Name: Anonymous 2010-06-22 14:31

Taxing them gives negative feedback. Why should we support the poor and encourage their behaviour? If the invisible hand guides natural selection by doing away with those who can't make a living why go against it?

Name: IHBT 2010-06-22 21:31

HuffingtonPost
There's your first problem.
But you are correct in that the current tax system is heavily supportive of being rich.  I contest, however: isn't that also the point?  If we tax rich people until they are poor, we'll just have a country on the poverty-line; moving the bar just re-focuses the target sign.  You can say "tax until they're middle class again" but there's no reliable means of gauging when you hit that in real time.  Furthermore, the more hostile to the rich, the fewer rich there will be and the less reliable the tax the rich system will prove.

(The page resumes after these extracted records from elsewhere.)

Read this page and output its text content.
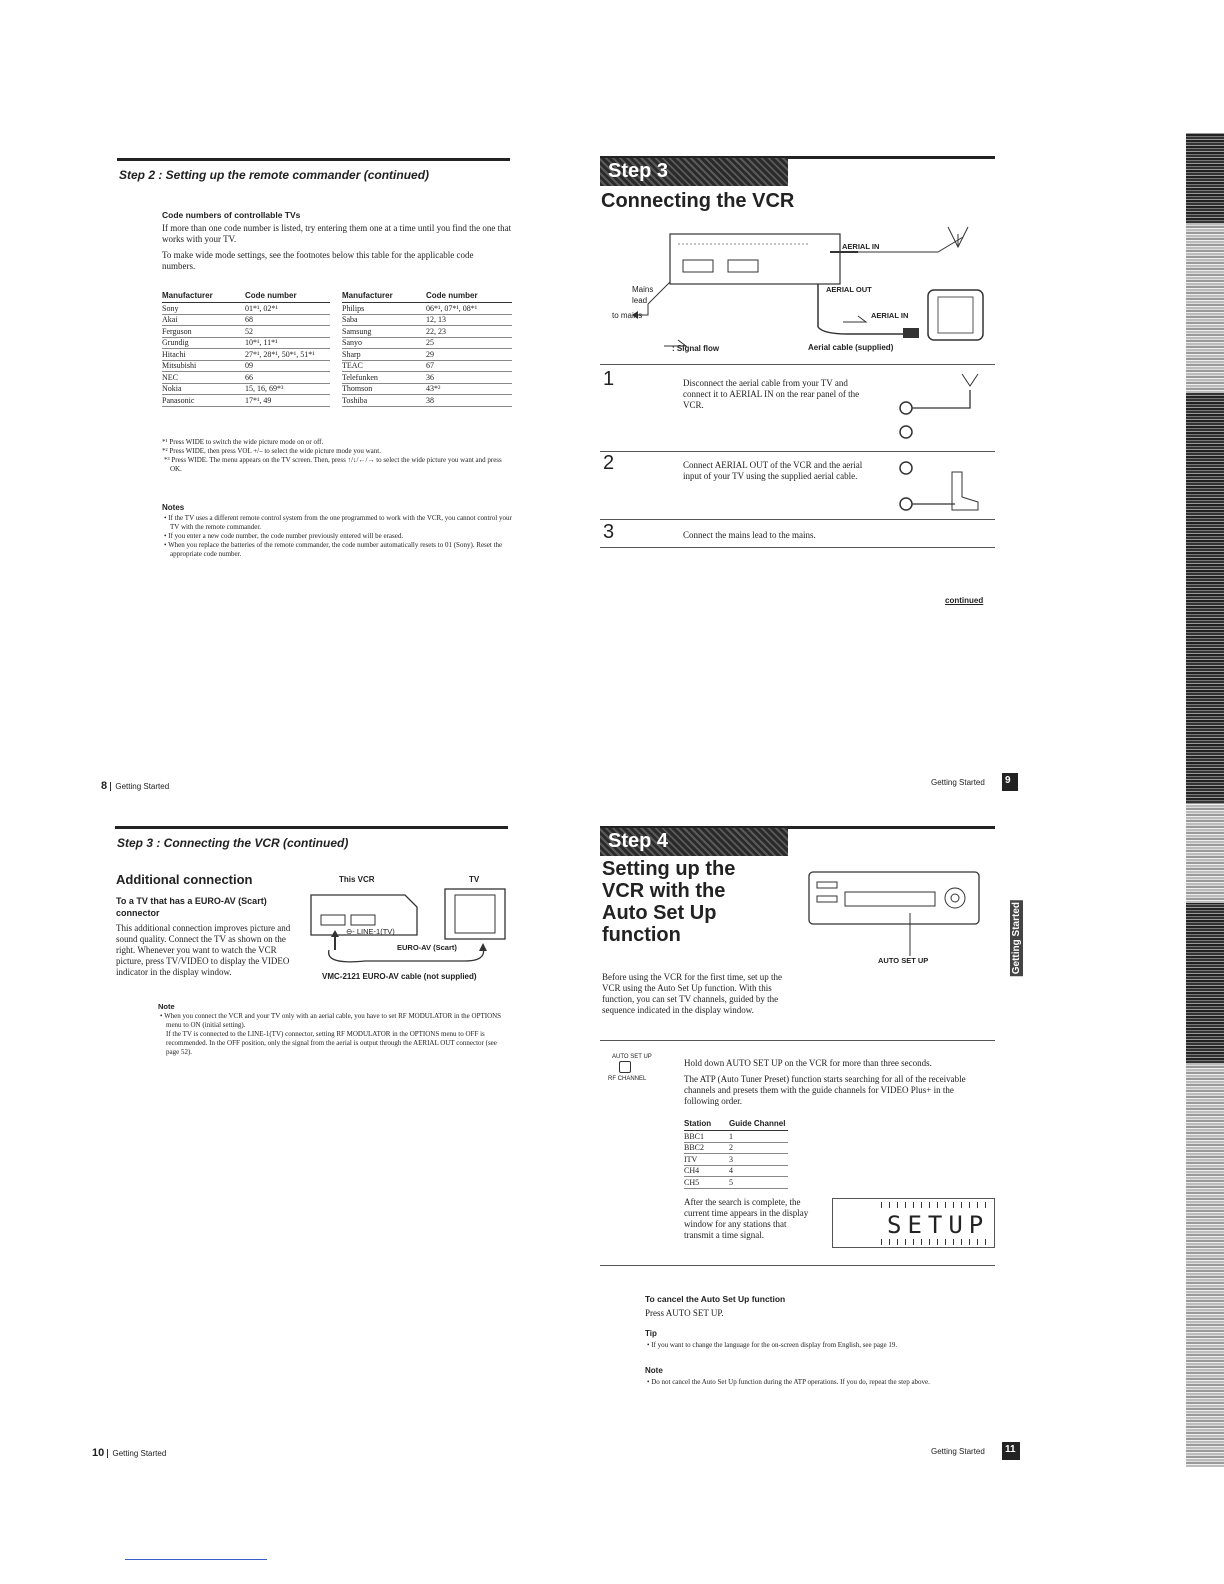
Step 2 : Setting up the remote commander (continued)
Code numbers of controllable TVs
If more than one code number is listed, try entering them one at a time until you find the one that works with your TV.
To make wide mode settings, see the footnotes below this table for the applicable code numbers.
Manufacturer	Code number
Sony	01*¹, 02*¹
Akai	68
Ferguson	52
Grundig	10*¹, 11*¹
Hitachi	27*¹, 28*¹, 50*¹, 51*¹
Mitsubishi	09
NEC	66
Nokia	15, 16, 69*³
Panasonic	17*¹, 49
Manufacturer	Code number
Philips	06*¹, 07*¹, 08*¹
Saba	12, 13
Samsung	22, 23
Sanyo	25
Sharp	29
TEAC	67
Telefunken	36
Thomson	43*²
Toshiba	38
*¹ Press WIDE to switch the wide picture mode on or off.
*² Press WIDE, then press VOL +/– to select the wide picture mode you want.
*³ Press WIDE. The menu appears on the TV screen. Then, press ↑/↓/←/→ to select the wide picture you want and press OK.
Notes
• If the TV uses a different remote control system from the one programmed to work with the VCR, you cannot control your TV with the remote commander.
• If you enter a new code number, the code number previously entered will be erased.
• When you replace the batteries of the remote commander, the code number automatically resets to 01 (Sony). Reset the appropriate code number.
8 Getting Started
Step 3
Connecting the VCR
AERIAL IN
AERIAL OUT
AERIAL IN
Mains lead
to mains
: Signal flow	Aerial cable (supplied)
1	Disconnect the aerial cable from your TV and connect it to AERIAL IN on the rear panel of the VCR.
2	Connect AERIAL OUT of the VCR and the aerial input of your TV using the supplied aerial cable.
3	Connect the mains lead to the mains.
continued
Getting Started	9
Step 3 : Connecting the VCR (continued)
Additional connection
To a TV that has a EURO-AV (Scart) connector
This additional connection improves picture and sound quality. Connect the TV as shown on the right. Whenever you want to watch the VCR picture, press TV/VIDEO to display the VIDEO indicator in the display window.
This VCR	TV
⊖- LINE-1(TV)
EURO-AV (Scart)
VMC-2121 EURO-AV cable (not supplied)
Note
• When you connect the VCR and your TV only with an aerial cable, you have to set RF MODULATOR in the OPTIONS menu to ON (initial setting).
If the TV is connected to the LINE-1(TV) connector, setting RF MODULATOR in the OPTIONS menu to OFF is recommended. In the OFF position, only the signal from the aerial is output through the AERIAL OUT connector (see page 52).
10 Getting Started
Step 4
Setting up the
VCR with the
Auto Set Up
function
AUTO SET UP
Before using the VCR for the first time, set up the VCR using the Auto Set Up function. With this function, you can set TV channels, guided by the sequence indicated in the display window.
AUTO SET UP
RF CHANNEL
Hold down AUTO SET UP on the VCR for more than three seconds.
The ATP (Auto Tuner Preset) function starts searching for all of the receivable channels and presets them with the guide channels for VIDEO Plus+ in the following order.
Station	Guide Channel
BBC1	1
BBC2	2
ITV	3
CH4	4
CH5	5
After the search is complete, the current time appears in the display window for any stations that transmit a time signal.	SETUP
To cancel the Auto Set Up function
Press AUTO SET UP.
Tip
• If you want to change the language for the on-screen display from English, see page 19.
Note
• Do not cancel the Auto Set Up function during the ATP operations. If you do, repeat the step above.
Getting Started
Getting Started	11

(Let's not ignore that "the rich" already pay absurd rates compared to people on the upper income brackets - say, $100k+ earners account for more than 70% of federal income taxes.  That's only 10% more than $200k+ earners.  For perspective, the majority of Americans who are not at $100k income pay just over 25% and those with incomes below $40k pay only 3% of total fed income tax; also, more than half of Americans don't pay federal income tax for some reason and less than 10% of those people belong to the $100k+ bracket.  No matter how you look at it the federal government is squandering the bulk of its revenue, collecting a lot from a small subset, and then complaining it doesn't get enough from that subset.  If the federal government took 100% of what makes "the rich" rich, short of their life and their wits, they'd still squander it all and say they need more to sustain whatever it is they are trying to do.)

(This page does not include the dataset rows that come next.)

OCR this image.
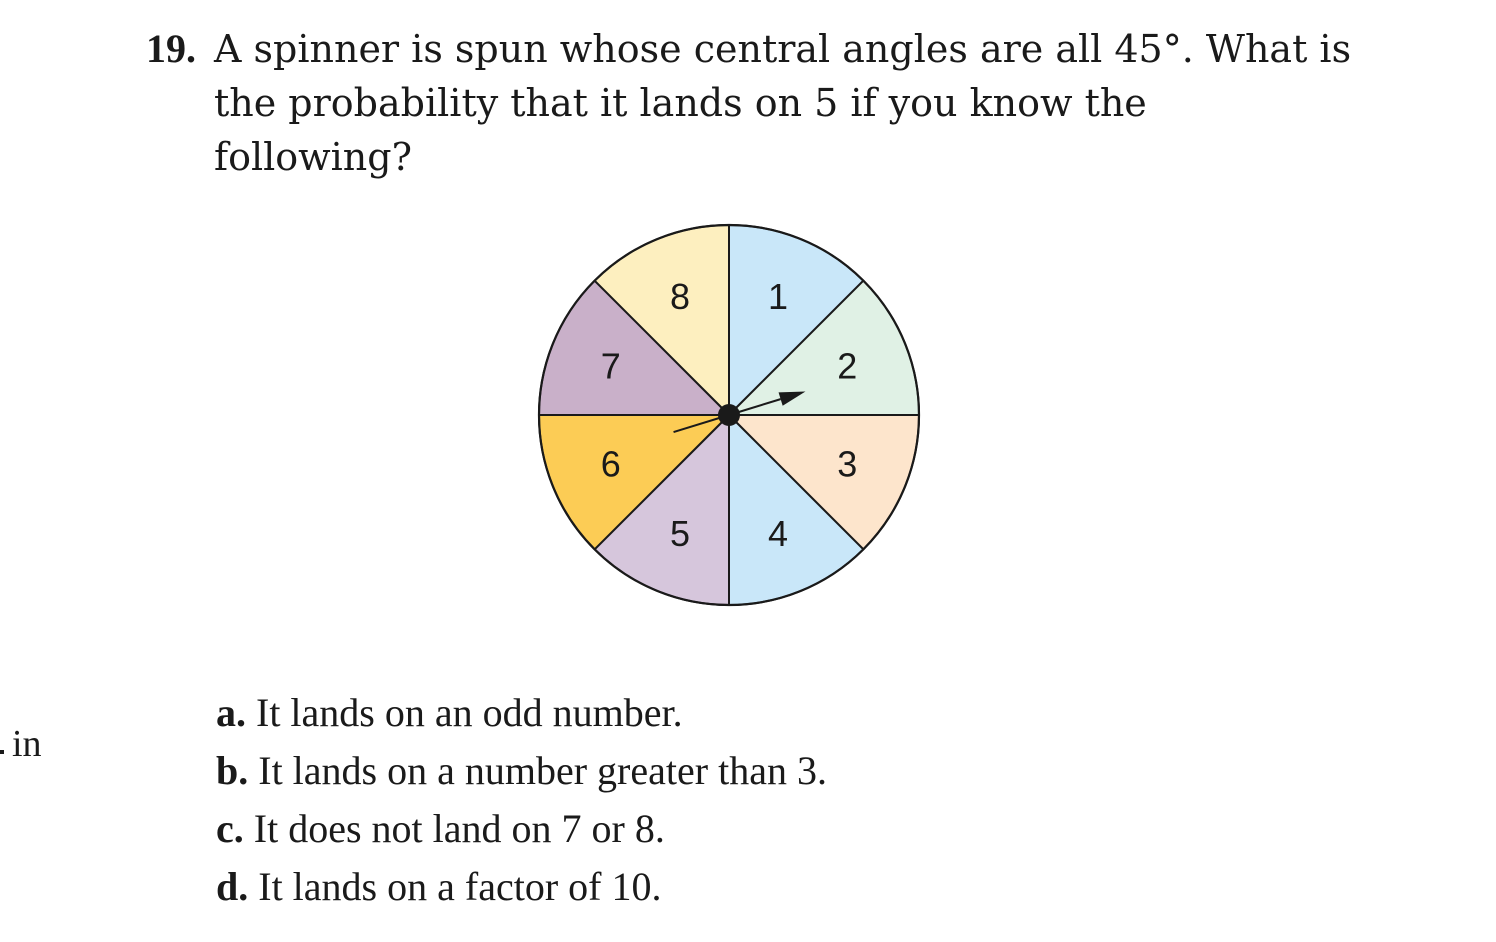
in
19. A spinner is spun whose central angles are all 45°. What is the probability that it lands on 5 if you know the following?
1
2
3
4
5
6
7
8
a. It lands on an odd number.
b. It lands on a number greater than 3.
c. It does not land on 7 or 8.
d. It lands on a factor of 10.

The thing is this: the reason "the rich" are rich is because they know how to get rich and know how to continue to be rich.  That's not something you can take from them; even if you were to drive their personal finances into the ground once, they'd bounce back up.  Yes, there are people who get rich by unscrupulous means but those are not always the people correctly targeted by the said "rich" taxes when those are the people who should be hit.  Those people who were honestly rich are more likely to be hurt because they are honest.

>>1
Robust welfare efforts are more dangerous than lower taxes for the poor as far as "supporting ... encouraging their behavior."  To borrow from my argument above: I would wager a good portion of the poor most temporarily enriched by these dynamics are those who have abandoned the motivation to work to be rich (or those who do not pay federal income tax).

Also, the invisible hand has nothing to do with class system poising and, furthermore, has been rendered decommissioned due to extreme prejudicial interventionalism.  What we call "capitalism" today little looks like what capitalism really is - all the trappings but none of the meat.

I doubt anyone will read to this line.